I think it's a problem that grant application evaluators face. I want to fund the research team that will most strongly contribute to long term progress on FLT (or pick a problem that seems likely to have a 30 year horizon, rather than a 200 year horizon), and both teams are motivated to convince me they deserve the funding. Even for humans, this is not an easy task. Generally speaking, given a sufficiently technical mathematical paper (or cluster of papers in the authorship graph), there may exist no more than 20 people on Earth that really understand the subject enough to honestly evaluate how relevant that paper is to the grant subject: all of those people are friends of the author (and may be motivated to advance the author's career by helping them secure a big grant, irrespective of the abstract relevance of the research; one author in their network's success contributes to their own success, via collaborations, citations, etc.), and none of whom are evaluating the grant applications. That is, someone is building a tower / castle in the sky, and the only people who really understand the castle are personal friends of the builder.
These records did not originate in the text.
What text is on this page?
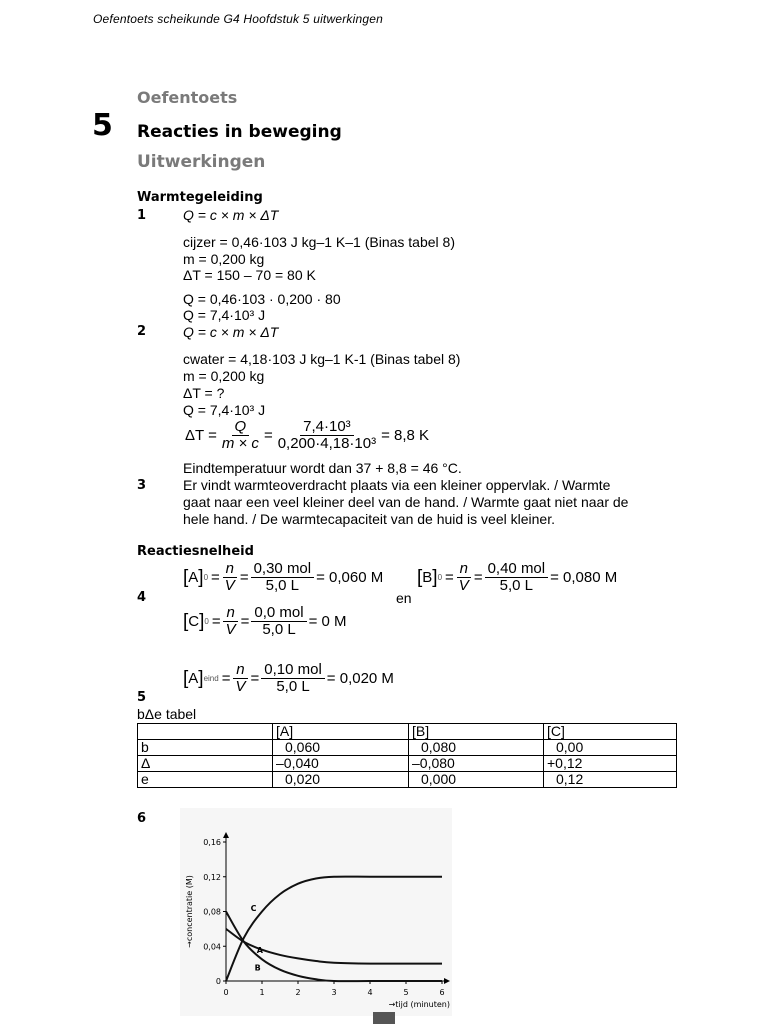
Oefentoets scheikunde G4 Hoofdstuk 5 uitwerkingen
Oefentoets
5 Reacties in beweging
Uitwerkingen
Warmtegeleiding
1	Q = c × m × ΔT
cijzer = 0,46·103 J kg–1 K–1 (Binas tabel 8)
m = 0,200 kg
ΔT = 150 – 70 = 80 K
Q = 0,46·103 · 0,200 · 80
Q = 7,4·10³ J
2	Q = c × m × ΔT
cwater = 4,18·103 J kg–1 K-1 (Binas tabel 8)
m = 0,200 kg
ΔT = ?
Q = 7,4·10³ J
$\Delta T = \frac{Q}{m \times c} = \frac{\text{7,4·10³}}{\text{0,200·4,18·10³}} = 8,8$ K
Eindtemperatuur wordt dan 37 + 8,8 = 46 °C.
3	Er vindt warmteoverdracht plaats via een kleiner oppervlak. / Warmte
gaat naar een veel kleiner deel van de hand. / Warmte gaat niet naar de
hele hand. / De warmtecapaciteit van de huid is veel kleiner.
Reactiesnelheid
[ A ] $0 = \frac{n}{V}$ =
0,30 mol
5,0 L = 0,060 M
en
[ B ] $0 = \frac{n}{V}$ =
0,40 mol
5,0 L = 0,080 M
4
[ C ] $0 = \frac{n}{V}$ =
0,0 mol
5,0 L = 0 M
[ A ] eind = $\frac{n}{V}$ =
0,10 mol
5,0 L = 0,020 M
5
bΔe tabel
	[A]	[B]	[C]
b	0,060	0,080	0,00
Δ	–0,040	–0,080	+0,12
e	0,020	0,000	0,12
6
0	1	2	3	4	5	6
0
0,04
0,08
0,12
0,16
→tijd (minuten)
→concentratie (M)
A
B
C
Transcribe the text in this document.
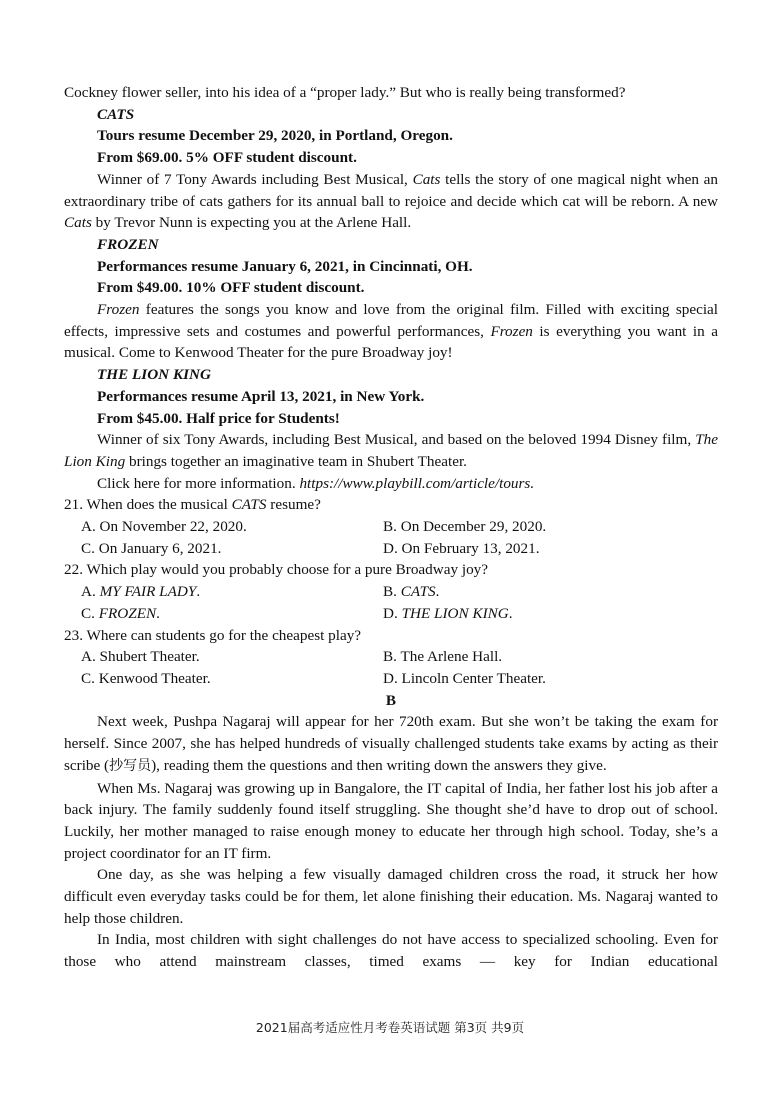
Cockney flower seller, into his idea of a “proper lady.” But who is really being transformed?

CATS

Tours resume December 29, 2020, in Portland, Oregon.

From $69.00. 5% OFF student discount.

Winner of 7 Tony Awards including Best Musical, Cats tells the story of one magical night when an extraordinary tribe of cats gathers for its annual ball to rejoice and decide which cat will be reborn. A new Cats by Trevor Nunn is expecting you at the Arlene Hall.

FROZEN

Performances resume January 6, 2021, in Cincinnati, OH.

From $49.00. 10% OFF student discount.

Frozen features the songs you know and love from the original film. Filled with exciting special effects, impressive sets and costumes and powerful performances, Frozen is everything you want in a musical. Come to Kenwood Theater for the pure Broadway joy!

THE LION KING

Performances resume April 13, 2021, in New York.

From $45.00. Half price for Students!

Winner of six Tony Awards, including Best Musical, and based on the beloved 1994 Disney film, The Lion King brings together an imaginative team in Shubert Theater.

Click here for more information. https://www.playbill.com/article/tours.

21. When does the musical CATS resume?

A. On November 22, 2020.	B. On December 29, 2020.
C. On January 6, 2021.	D. On February 13, 2021.

22. Which play would you probably choose for a pure Broadway joy?

A. MY FAIR LADY.	B. CATS.
C. FROZEN.	D. THE LION KING.

23. Where can students go for the cheapest play?

A. Shubert Theater.	B. The Arlene Hall.
C. Kenwood Theater.	D. Lincoln Center Theater.
B

Next week, Pushpa Nagaraj will appear for her 720th exam. But she won’t be taking the exam for herself. Since 2007, she has helped hundreds of visually challenged students take exams by acting as their scribe (抄写员), reading them the questions and then writing down the answers they give.

When Ms. Nagaraj was growing up in Bangalore, the IT capital of India, her father lost his job after a back injury. The family suddenly found itself struggling. She thought she’d have to drop out of school. Luckily, her mother managed to raise enough money to educate her through high school. Today, she’s a project coordinator for an IT firm.

One day, as she was helping a few visually damaged children cross the road, it struck her how difficult even everyday tasks could be for them, let alone finishing their education. Ms. Nagaraj wanted to help those children.

In India, most children with sight challenges do not have access to specialized schooling. Even for those who attend mainstream classes, timed exams — key for Indian educational

2021届高考适应性月考卷英语试题 第3页 共9页
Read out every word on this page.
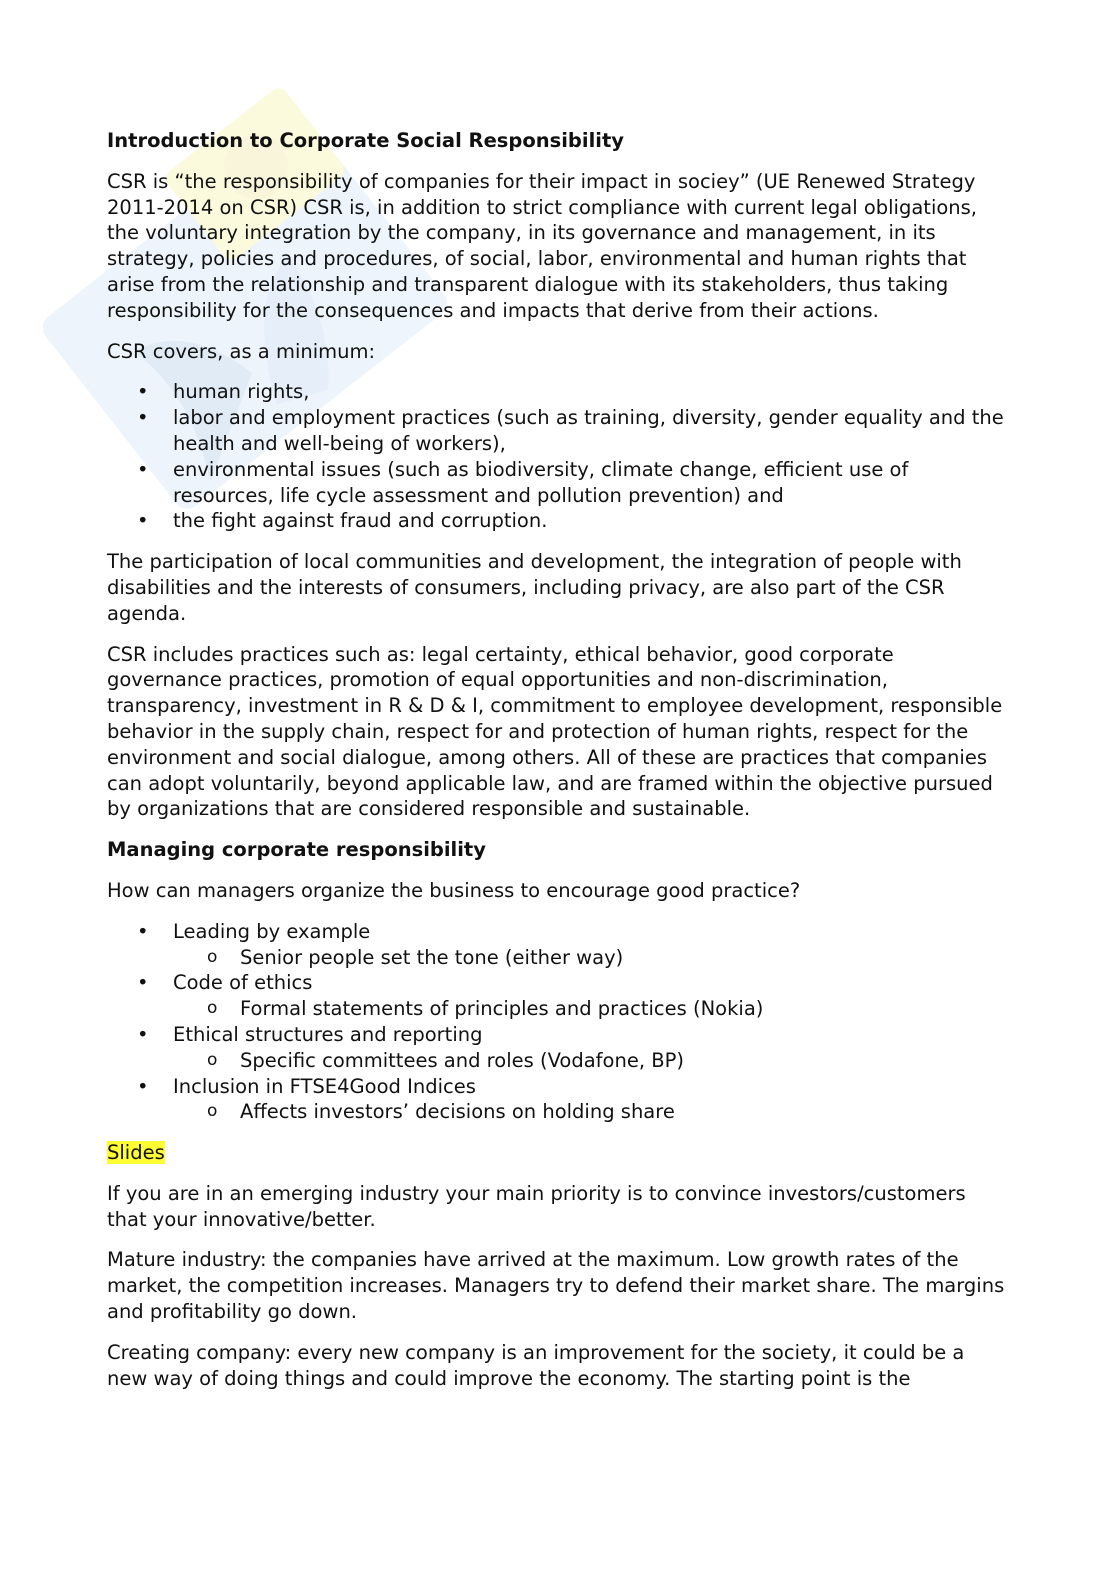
Introduction to Corporate Social Responsibility

CSR is “the responsibility of companies for their impact in sociey” (UE Renewed Strategy 2011-2014 on CSR) CSR is, in addition to strict compliance with current legal obligations, the voluntary integration by the company, in its governance and management, in its strategy, policies and procedures, of social, labor, environmental and human rights that arise from the relationship and transparent dialogue with its stakeholders, thus taking responsibility for the consequences and impacts that derive from their actions.

CSR covers, as a minimum:

• human rights,
• labor and employment practices (such as training, diversity, gender equality and the health and well-being of workers),
• environmental issues (such as biodiversity, climate change, efficient use of resources, life cycle assessment and pollution prevention) and
• the fight against fraud and corruption.

The participation of local communities and development, the integration of people with disabilities and the interests of consumers, including privacy, are also part of the CSR agenda.

CSR includes practices such as: legal certainty, ethical behavior, good corporate governance practices, promotion of equal opportunities and non-discrimination, transparency, investment in R & D & I, commitment to employee development, responsible behavior in the supply chain, respect for and protection of human rights, respect for the environment and social dialogue, among others. All of these are practices that companies can adopt voluntarily, beyond applicable law, and are framed within the objective pursued by organizations that are considered responsible and sustainable.

Managing corporate responsibility

How can managers organize the business to encourage good practice?

• Leading by example
o Senior people set the tone (either way)
• Code of ethics
o Formal statements of principles and practices (Nokia)
• Ethical structures and reporting
o Specific committees and roles (Vodafone, BP)
• Inclusion in FTSE4Good Indices
o Affects investors’ decisions on holding share

Slides

If you are in an emerging industry your main priority is to convince investors/customers that your innovative/better.

Mature industry: the companies have arrived at the maximum. Low growth rates of the market, the competition increases. Managers try to defend their market share. The margins and profitability go down.

Creating company: every new company is an improvement for the society, it could be a new way of doing things and could improve the economy. The starting point is the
We are placing a lot of trust in the builder (and their authorship network) when we choose to fund their project, like it or not. So, here the research teams are two (or a thousand) competing parameterizations of some model in a training environment, I may strongly suspect that massive towers will have to be built, but I don't want to trust my own intuitions about which towers are useful or not. I want to at least leave open the possibility that we (like Fermat's contemporaries) have just no idea what needs to be done to make progress, and that we should allow "well-aligned" crazy ideas to flourish. I have to (at least partially) trust that the tower-builders genuinely "believe" on some internal level that they're building in the right direction.
I of course agree entirely that systems that are advanced enough for the above to actually be a problem worth intensely caring about are quite a ways off, but they will come to exist sooner or later, and I don't think it's obvious how to get those systems building in productive directions.